Il serait facile de lister toutes les raisons de célébrer la sortie de Birds of Prey. Le film réalisé par Cathy Yan et écrit par Christina Hodson représente en lui-même une petite révolution. Ses équipes, largement féminines, constituent une anomalie à Hollywood, et encore plus dans le paysage super-héroïque. Au-delà de pouvoir se targuer de faire sauter le fameux plafond de verre, Birds of Prey est surtout un film qui, bien qu’imparfait, est indéniablement réussi, porté par un rythme effréné, des scènes d’action à la chorégraphie et à la réalisation impeccables, un casting imbattable et un monde aussi réjouissant que pulp. Le groupe de femmes à la moralité douteuse, faisant ce qu’elles veulent et comme elles veulent, aurait pu n’être qu’un simple argument de vente. On ne compte plus le nombre d’œuvres mainstream qui nous ingèrent de force régulièrement cette boule de girl power indigeste au fond du gosier dans le seul but de remplir les poches des actionnaires (I see you, Avengers: Endgame).

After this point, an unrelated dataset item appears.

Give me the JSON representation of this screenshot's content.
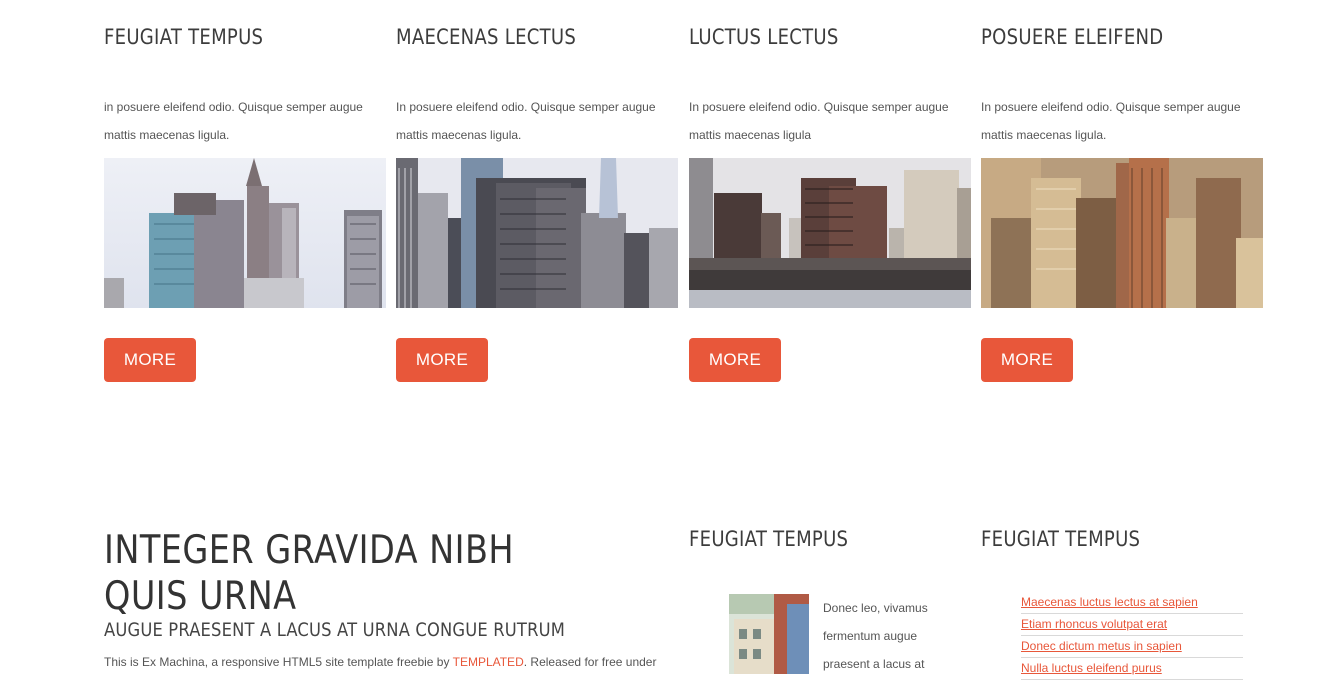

Mais le long-métrage va plus loin, disséminant son sous-texte féministe plutôt que l’énonçant avec la subtilité d’un Captain Marvel. Ici, la monstration de la puissance de ses (anti-)héroïnes se fait dans les mises en situation, lesquelles ne semblent (presque) jamais artificielles.

Harley Quinn (Margot Robbie) nous guide et raconte l’histoire de son point de vue éclaté et pailleté. Cette narratrice peu fiable et imprévisible mène le bal avec ferveur. Récemment larguée par le Joker, elle doit apprendre à se débrouiller seule pour la première fois de sa vie. Évidemment, quand les malfrat-e-s de Gotham ont vent de leur séparation – et par vent, j’entends la déflagration de l’explosion d’une usine de produits chimiques que Harley fait joyeusement sauter alors qu’elle est ivre –, tou-te-s se mettent à sa poursuite, sachant qu’ils et elles ne risquent plus de s’attirer les foudres de Mister J (car Harley s’est fait quelques ennemi-e-s avant leur séparation). Les événements se précipitent quand Roman Sionis (Ewan McGregor), aka Black Mask, s’ajoute à la liste de personnes qui aspirent à la tuer. Ce sadique tout droit sorti des fantasmes masculinistes de suprémacistes blancs veut par-dessus tout récupérer un diamant encrypté contenant les accès à une fortune disparue (MacGuffin, vous avez dit MacGuffin ?). Pour sauver sa peau, Harley s’engage à trouver la pierre précieuse pour Sionis et fait la rencontre de la jeune pickpocket Cassandra Cain (Ella Jay Basco), une orpheline pleine de ressources. Sur sa route, elle croise trois femmes aussi remontées qu’elle : Huntress (Mary Elizabeth Winstead), Black Canary (Jurnee Smollett-Bell) et la détective Renee Montoya (Rosie Perez), qui ont toutes des comptes à régler avec Black Mask.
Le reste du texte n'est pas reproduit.